Style calculation is incremental, and results are cached until an element’s style is invalidated, so re-styles are quite fast. (The invalidation logic is primitive, but as far as I can tell, it’s good enough in most cases.)
Layout
Our layout engine is a rather “simple” procedural layout implementation. It runs in two passes:
- Build a layout tree. Anonymous block and table boxes are generated
here. After this pass, the tree is no longer mutated, only the
state
andrender
fields of the respective boxes. - Position said boxes, always relative to their parent. This pass sets
the values in the
state
field.
In practice, step 2 is often repeated for subsections of the tree to resolve cyclic dependencies in CSS layout (e.g. in table, flex). However, the input sizes are cached between sub-layout passes, and the entire sub-layout is skipped if the sizes remained identical. (This usually happens if a box’s inner layout does not depend on its parent box’s sizes at all, e.g. with a non-percentage specified width.)
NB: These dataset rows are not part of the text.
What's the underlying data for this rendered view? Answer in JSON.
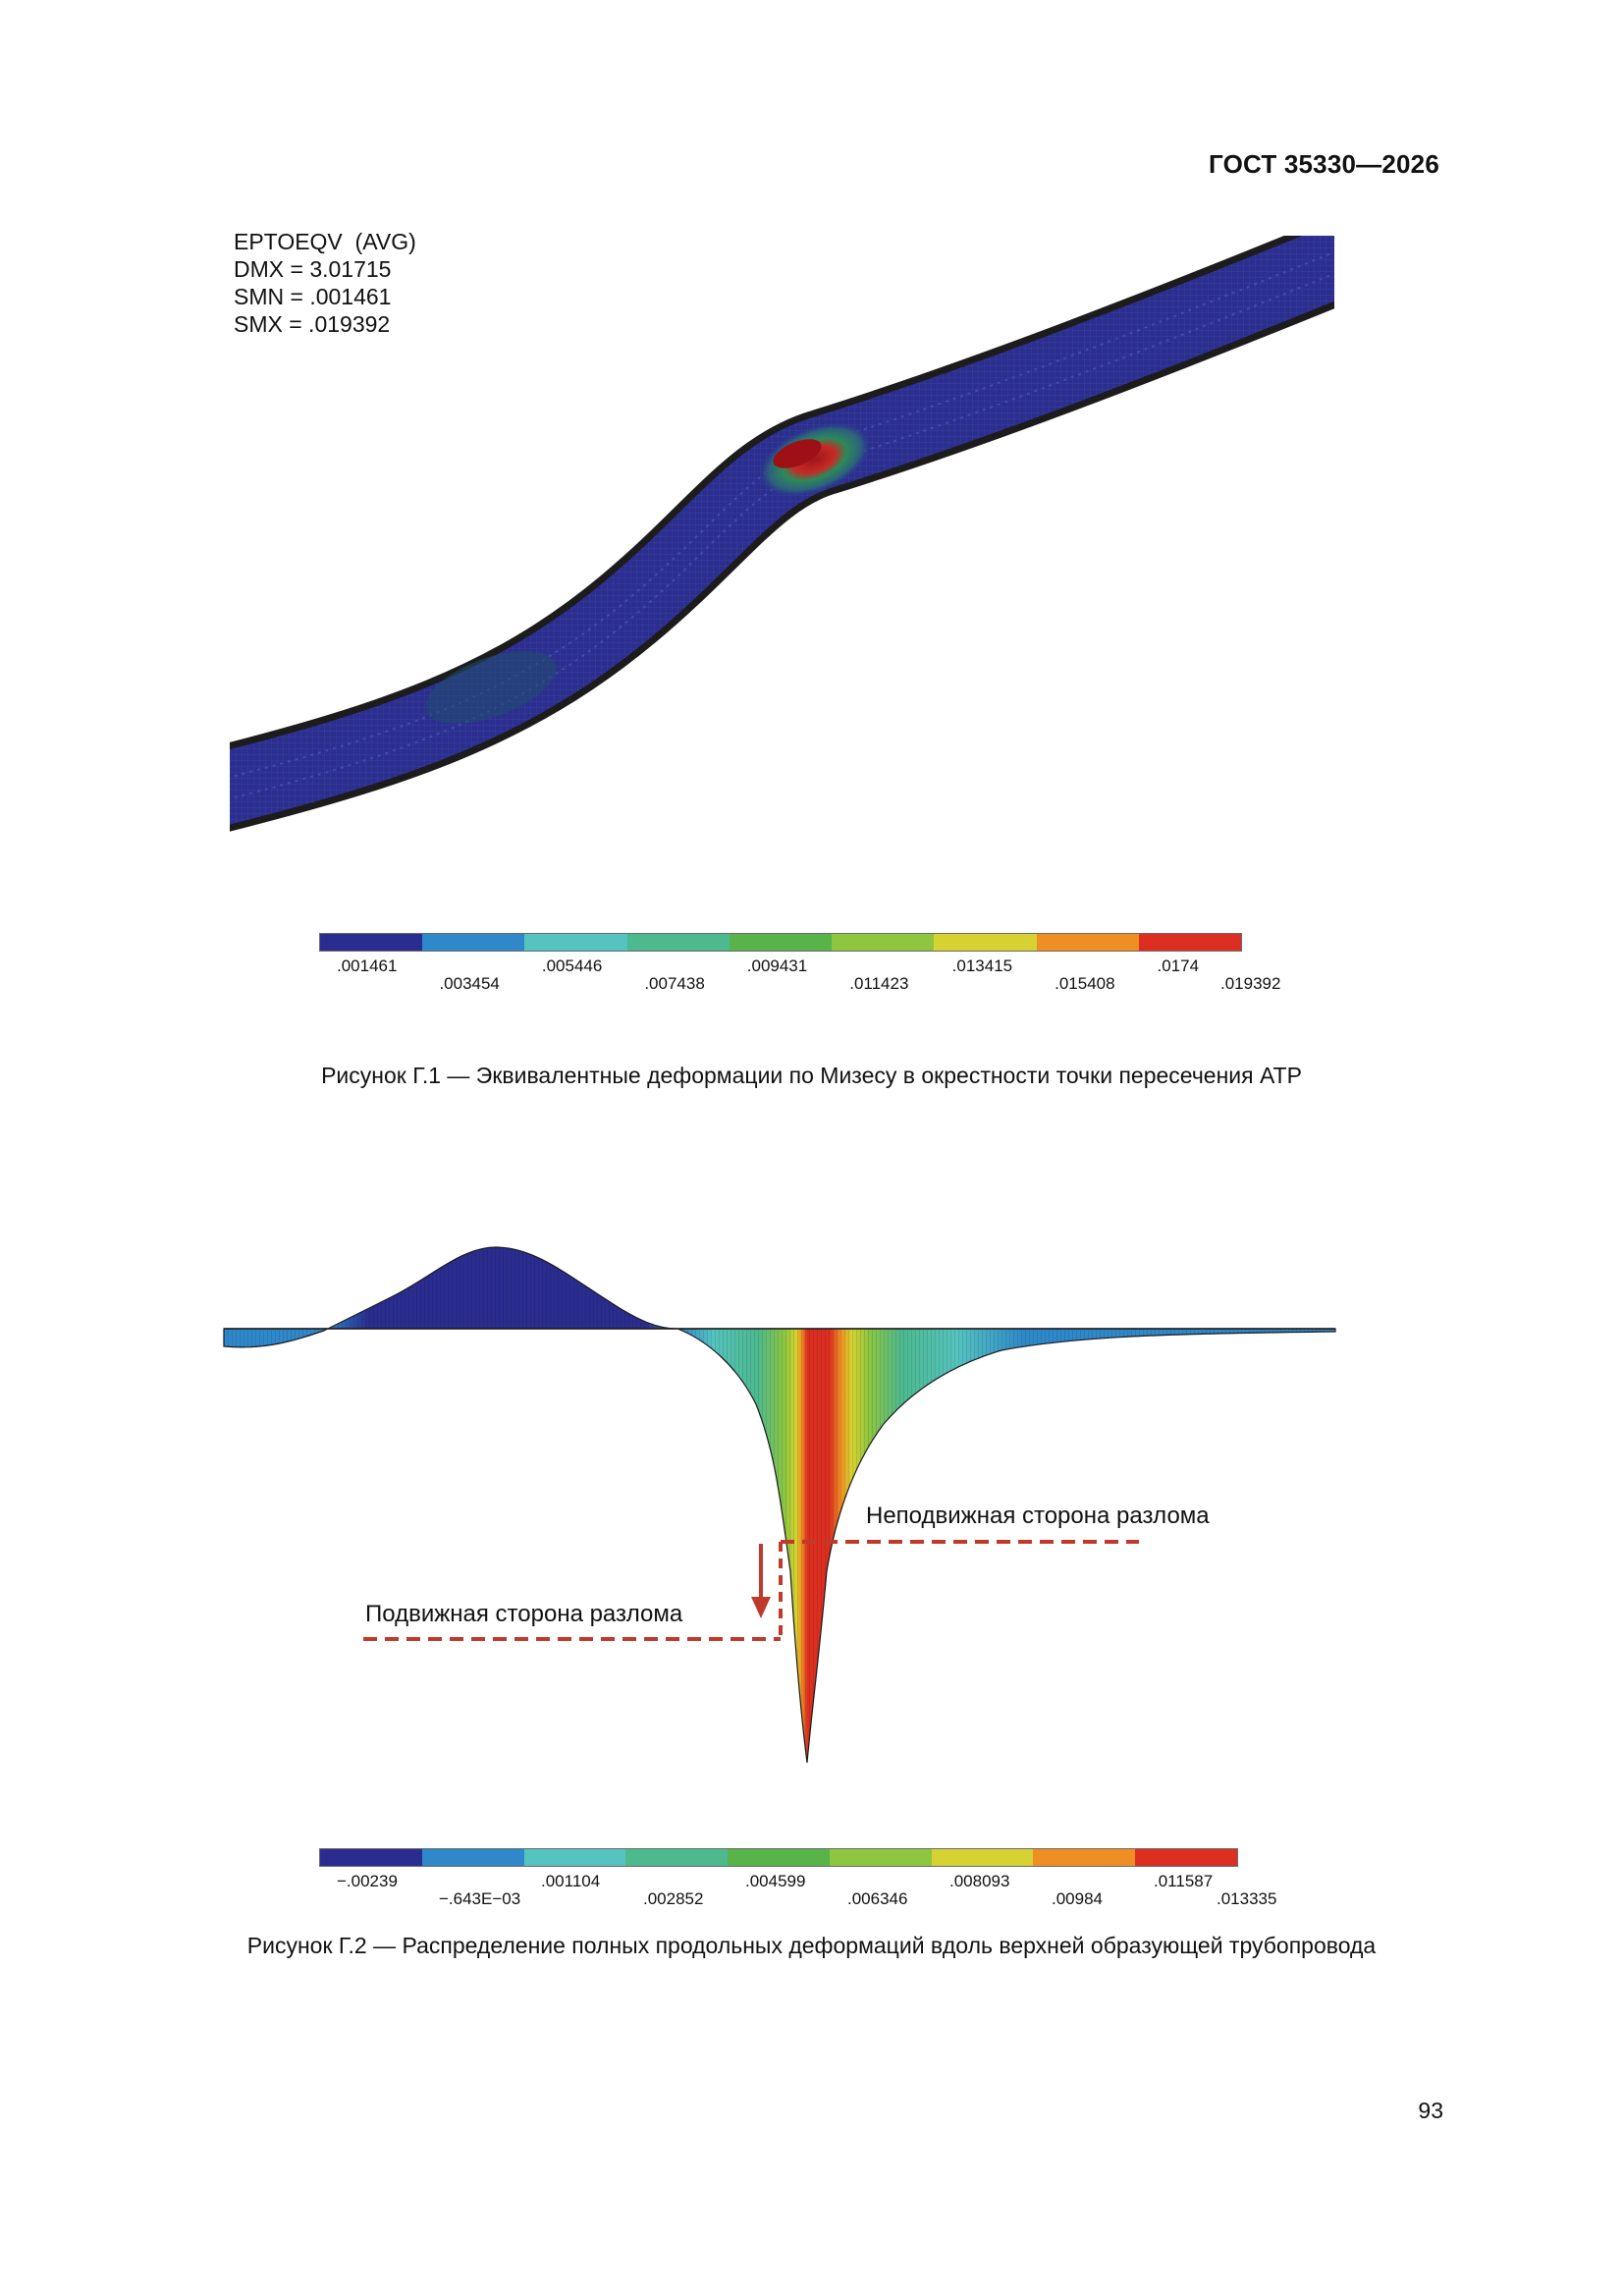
{
  "header": {
    "standard": "ГОСТ 35330—2026"
  },
  "figure1": {
    "info": {
      "line1": "EPTOEQV  (AVG)",
      "line2": "DMX = 3.01715",
      "line3": "SMN = .001461",
      "line4": "SMX = .019392"
    },
    "legend": {
      "colors": [
        "#2a2d8f",
        "#2f88c9",
        "#55c3bf",
        "#4db98f",
        "#58b34a",
        "#8ec63f",
        "#d6d231",
        "#ef8e23",
        "#dc2f21"
      ],
      "labels": [
        ".001461",
        ".003454",
        ".005446",
        ".007438",
        ".009431",
        ".011423",
        ".013415",
        ".015408",
        ".0174",
        ".019392"
      ]
    },
    "caption": "Рисунок Г.1 — Эквивалентные деформации по Мизесу в окрестности точки пересечения АТР"
  },
  "figure2": {
    "annotations": {
      "fixed_side": "Неподвижная сторона разлома",
      "moving_side": "Подвижная сторона разлома"
    },
    "annotation_color": "#c0392b",
    "legend": {
      "colors": [
        "#2a2d8f",
        "#2f88c9",
        "#55c3bf",
        "#4db98f",
        "#58b34a",
        "#8ec63f",
        "#d6d231",
        "#ef8e23",
        "#dc2f21"
      ],
      "labels": [
        "−.00239",
        "−.643E−03",
        ".001104",
        ".002852",
        ".004599",
        ".006346",
        ".008093",
        ".00984",
        ".011587",
        ".013335"
      ]
    },
    "caption": "Рисунок Г.2 — Распределение полных продольных деформаций вдоль верхней образующей трубопровода"
  },
  "footer": {
    "page_number": "93"
  }
}
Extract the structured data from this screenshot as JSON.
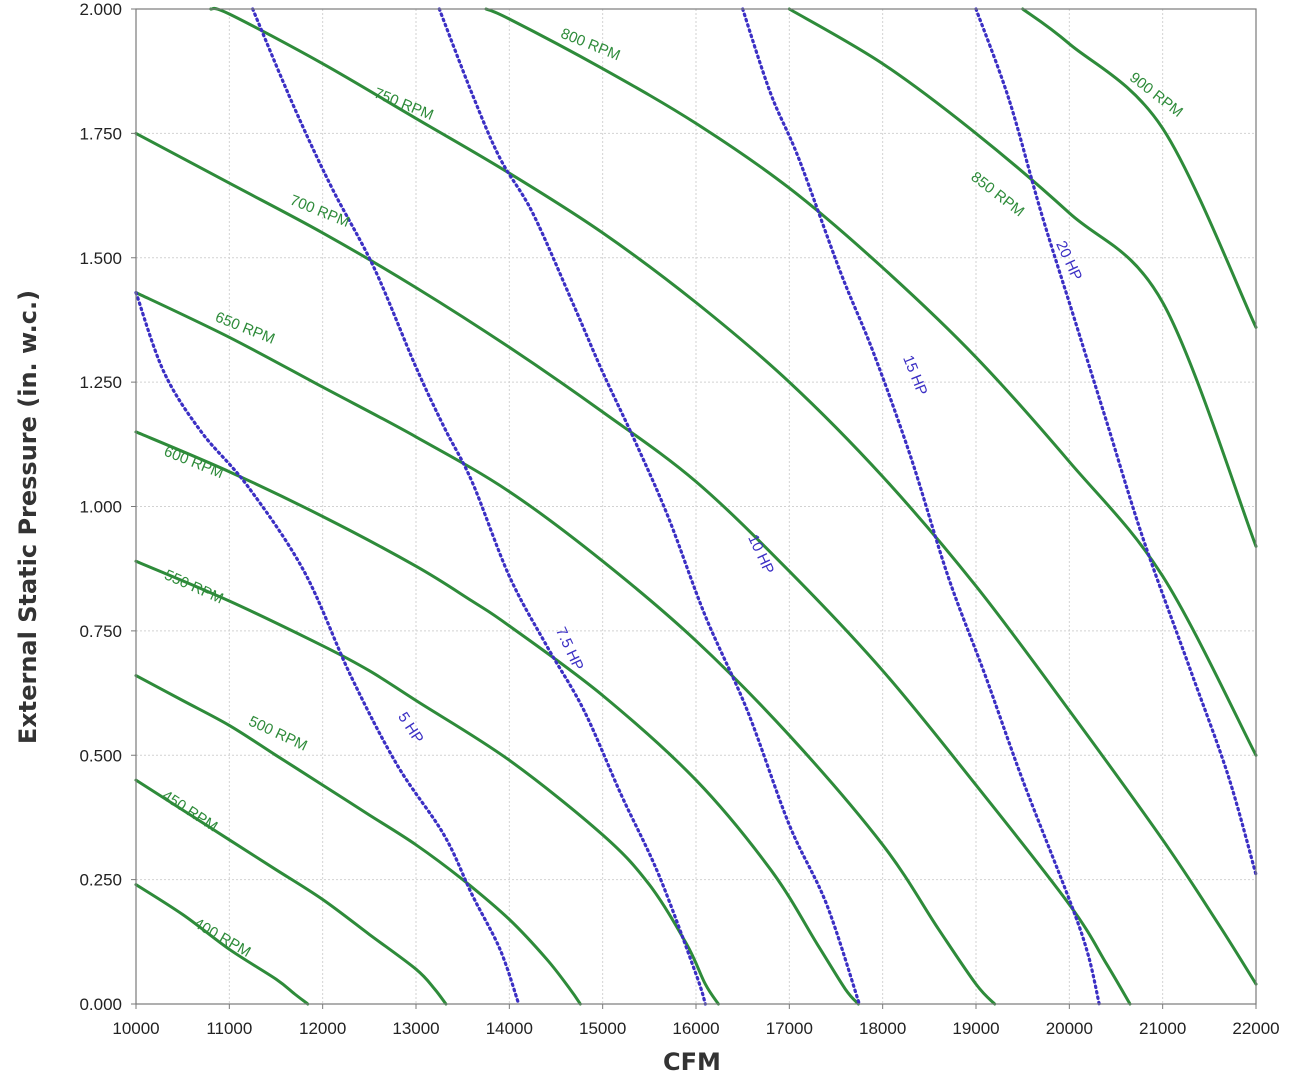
{
  "chart_data": {
    "type": "line",
    "title": "",
    "xlabel": "CFM",
    "ylabel": "External Static Pressure (in. w.c.)",
    "xlim": [
      10000,
      22000
    ],
    "ylim": [
      0,
      2
    ],
    "x_ticks": [
      "10000",
      "11000",
      "12000",
      "13000",
      "14000",
      "15000",
      "16000",
      "17000",
      "18000",
      "19000",
      "20000",
      "21000",
      "22000"
    ],
    "y_ticks": [
      "0.000",
      "0.250",
      "0.500",
      "0.750",
      "1.000",
      "1.250",
      "1.500",
      "1.750",
      "2.000"
    ],
    "grid": true,
    "colors": {
      "rpm": "#2e8b3a",
      "hp": "#3b2fc4",
      "grid": "#d2d2d2",
      "frame": "#7a7a7a"
    },
    "rpm_series": [
      {
        "name": "400 RPM",
        "points": [
          [
            10000,
            0.24
          ],
          [
            10500,
            0.18
          ],
          [
            11000,
            0.11
          ],
          [
            11500,
            0.05
          ],
          [
            11700,
            0.02
          ],
          [
            11840,
            0.0
          ]
        ]
      },
      {
        "name": "450 RPM",
        "points": [
          [
            10000,
            0.45
          ],
          [
            10500,
            0.39
          ],
          [
            11000,
            0.33
          ],
          [
            11500,
            0.27
          ],
          [
            12000,
            0.21
          ],
          [
            12500,
            0.14
          ],
          [
            13000,
            0.07
          ],
          [
            13200,
            0.03
          ],
          [
            13320,
            0.0
          ]
        ]
      },
      {
        "name": "500 RPM",
        "points": [
          [
            10000,
            0.66
          ],
          [
            10500,
            0.61
          ],
          [
            11000,
            0.56
          ],
          [
            11500,
            0.5
          ],
          [
            12000,
            0.44
          ],
          [
            12500,
            0.38
          ],
          [
            13000,
            0.32
          ],
          [
            13500,
            0.25
          ],
          [
            14000,
            0.17
          ],
          [
            14400,
            0.09
          ],
          [
            14650,
            0.03
          ],
          [
            14760,
            0.0
          ]
        ]
      },
      {
        "name": "550 RPM",
        "points": [
          [
            10000,
            0.89
          ],
          [
            11000,
            0.81
          ],
          [
            12000,
            0.72
          ],
          [
            12500,
            0.67
          ],
          [
            13000,
            0.61
          ],
          [
            14000,
            0.49
          ],
          [
            15000,
            0.34
          ],
          [
            15500,
            0.24
          ],
          [
            15900,
            0.12
          ],
          [
            16100,
            0.04
          ],
          [
            16240,
            0.0
          ]
        ]
      },
      {
        "name": "600 RPM",
        "points": [
          [
            10000,
            1.15
          ],
          [
            11000,
            1.07
          ],
          [
            12000,
            0.98
          ],
          [
            13000,
            0.88
          ],
          [
            13600,
            0.81
          ],
          [
            14000,
            0.76
          ],
          [
            15000,
            0.62
          ],
          [
            16000,
            0.45
          ],
          [
            16800,
            0.27
          ],
          [
            17300,
            0.12
          ],
          [
            17600,
            0.03
          ],
          [
            17740,
            0.0
          ]
        ]
      },
      {
        "name": "650 RPM",
        "points": [
          [
            10000,
            1.43
          ],
          [
            11000,
            1.34
          ],
          [
            12000,
            1.24
          ],
          [
            13000,
            1.14
          ],
          [
            14000,
            1.03
          ],
          [
            15000,
            0.89
          ],
          [
            16000,
            0.73
          ],
          [
            17000,
            0.54
          ],
          [
            18000,
            0.32
          ],
          [
            18600,
            0.15
          ],
          [
            19000,
            0.04
          ],
          [
            19200,
            0.0
          ]
        ]
      },
      {
        "name": "700 RPM",
        "points": [
          [
            10000,
            1.75
          ],
          [
            11000,
            1.65
          ],
          [
            12000,
            1.55
          ],
          [
            13000,
            1.44
          ],
          [
            14000,
            1.32
          ],
          [
            15000,
            1.19
          ],
          [
            16000,
            1.05
          ],
          [
            17000,
            0.87
          ],
          [
            18000,
            0.67
          ],
          [
            19000,
            0.44
          ],
          [
            20000,
            0.2
          ],
          [
            20400,
            0.08
          ],
          [
            20650,
            0.0
          ]
        ]
      },
      {
        "name": "750 RPM",
        "points": [
          [
            10800,
            2.0
          ],
          [
            11000,
            1.99
          ],
          [
            12000,
            1.89
          ],
          [
            13000,
            1.78
          ],
          [
            14000,
            1.67
          ],
          [
            15000,
            1.55
          ],
          [
            16000,
            1.41
          ],
          [
            17000,
            1.25
          ],
          [
            18000,
            1.06
          ],
          [
            19000,
            0.84
          ],
          [
            20000,
            0.59
          ],
          [
            21000,
            0.33
          ],
          [
            21600,
            0.16
          ],
          [
            22000,
            0.04
          ]
        ]
      },
      {
        "name": "800 RPM",
        "points": [
          [
            13750,
            2.0
          ],
          [
            14000,
            1.98
          ],
          [
            15000,
            1.88
          ],
          [
            16000,
            1.77
          ],
          [
            17000,
            1.64
          ],
          [
            18000,
            1.48
          ],
          [
            19000,
            1.3
          ],
          [
            20000,
            1.09
          ],
          [
            21000,
            0.86
          ],
          [
            22000,
            0.5
          ]
        ]
      },
      {
        "name": "850 RPM",
        "points": [
          [
            17000,
            2.0
          ],
          [
            18000,
            1.89
          ],
          [
            19000,
            1.75
          ],
          [
            20000,
            1.59
          ],
          [
            21000,
            1.41
          ],
          [
            22000,
            0.92
          ]
        ]
      },
      {
        "name": "900 RPM",
        "points": [
          [
            19500,
            2.0
          ],
          [
            20000,
            1.93
          ],
          [
            21000,
            1.76
          ],
          [
            22000,
            1.36
          ]
        ]
      }
    ],
    "hp_series": [
      {
        "name": "5 HP",
        "points": [
          [
            10000,
            1.43
          ],
          [
            10300,
            1.27
          ],
          [
            10700,
            1.15
          ],
          [
            11200,
            1.04
          ],
          [
            11800,
            0.87
          ],
          [
            12300,
            0.66
          ],
          [
            12800,
            0.48
          ],
          [
            13300,
            0.34
          ],
          [
            13600,
            0.22
          ],
          [
            13900,
            0.11
          ],
          [
            14100,
            0.0
          ]
        ]
      },
      {
        "name": "7.5 HP",
        "points": [
          [
            11250,
            2.0
          ],
          [
            11700,
            1.8
          ],
          [
            12100,
            1.64
          ],
          [
            12550,
            1.48
          ],
          [
            13000,
            1.28
          ],
          [
            13300,
            1.16
          ],
          [
            13600,
            1.05
          ],
          [
            14000,
            0.86
          ],
          [
            14400,
            0.72
          ],
          [
            14800,
            0.59
          ],
          [
            15200,
            0.42
          ],
          [
            15600,
            0.26
          ],
          [
            16000,
            0.06
          ],
          [
            16100,
            0.0
          ]
        ]
      },
      {
        "name": "10 HP",
        "points": [
          [
            13250,
            2.0
          ],
          [
            13600,
            1.83
          ],
          [
            13900,
            1.7
          ],
          [
            14250,
            1.59
          ],
          [
            14700,
            1.4
          ],
          [
            15000,
            1.27
          ],
          [
            15350,
            1.13
          ],
          [
            15700,
            0.98
          ],
          [
            16100,
            0.78
          ],
          [
            16550,
            0.59
          ],
          [
            17000,
            0.36
          ],
          [
            17400,
            0.2
          ],
          [
            17750,
            0.0
          ]
        ]
      },
      {
        "name": "15 HP",
        "points": [
          [
            16500,
            2.0
          ],
          [
            16800,
            1.83
          ],
          [
            17100,
            1.7
          ],
          [
            17550,
            1.47
          ],
          [
            17900,
            1.31
          ],
          [
            18300,
            1.1
          ],
          [
            18700,
            0.86
          ],
          [
            19100,
            0.66
          ],
          [
            19500,
            0.45
          ],
          [
            20000,
            0.21
          ],
          [
            20200,
            0.1
          ],
          [
            20320,
            0.0
          ]
        ]
      },
      {
        "name": "20 HP",
        "points": [
          [
            19000,
            2.0
          ],
          [
            19350,
            1.82
          ],
          [
            19700,
            1.59
          ],
          [
            20050,
            1.38
          ],
          [
            20400,
            1.17
          ],
          [
            20800,
            0.93
          ],
          [
            21300,
            0.67
          ],
          [
            21700,
            0.46
          ],
          [
            22000,
            0.26
          ]
        ]
      }
    ],
    "labels": {
      "rpm": [
        {
          "text": "400 RPM",
          "x": 10900,
          "y": 0.125,
          "angle": 30
        },
        {
          "text": "450 RPM",
          "x": 10550,
          "y": 0.38,
          "angle": 33
        },
        {
          "text": "500 RPM",
          "x": 11500,
          "y": 0.535,
          "angle": 25
        },
        {
          "text": "550 RPM",
          "x": 10600,
          "y": 0.83,
          "angle": 24
        },
        {
          "text": "600 RPM",
          "x": 10600,
          "y": 1.08,
          "angle": 22
        },
        {
          "text": "650 RPM",
          "x": 11150,
          "y": 1.35,
          "angle": 22
        },
        {
          "text": "700 RPM",
          "x": 11950,
          "y": 1.585,
          "angle": 22
        },
        {
          "text": "750 RPM",
          "x": 12850,
          "y": 1.8,
          "angle": 22
        },
        {
          "text": "800 RPM",
          "x": 14850,
          "y": 1.92,
          "angle": 22
        },
        {
          "text": "850 RPM",
          "x": 19200,
          "y": 1.62,
          "angle": 38
        },
        {
          "text": "900 RPM",
          "x": 20900,
          "y": 1.82,
          "angle": 38
        }
      ],
      "hp": [
        {
          "text": "5 HP",
          "x": 12900,
          "y": 0.55,
          "angle": 57
        },
        {
          "text": "7.5 HP",
          "x": 14600,
          "y": 0.71,
          "angle": 65
        },
        {
          "text": "10 HP",
          "x": 16650,
          "y": 0.9,
          "angle": 65
        },
        {
          "text": "15 HP",
          "x": 18300,
          "y": 1.26,
          "angle": 68
        },
        {
          "text": "20 HP",
          "x": 19950,
          "y": 1.49,
          "angle": 65
        }
      ]
    }
  }
}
Since we do not cache layout results, and the whole page is layouted, it gets quite slow on large documents. (Layout is being incrementally refactored to make implementing a cache simpler.)
Rendering
After layout is finished, the document is rendered onto a text-based canvas, which is represented as a sequence of strings associated with their formatting. (Right now, “formatting” also includes a reference to the respective DOM nodes; in the future, it won’t.)
Additionally, boxes are assigned an offset in the render
field here, which is used when jumping to anchors.
The entire document is rendered, and this is our main performance bottleneck right now. (In fact, rendering takes much longer than layout. Styling is even slower, but that’s less of a problem because it only happens once for most elements.)
The positive side of this design is that search is very simple (and fast), since we are just running regexes over a linear sequence of strings.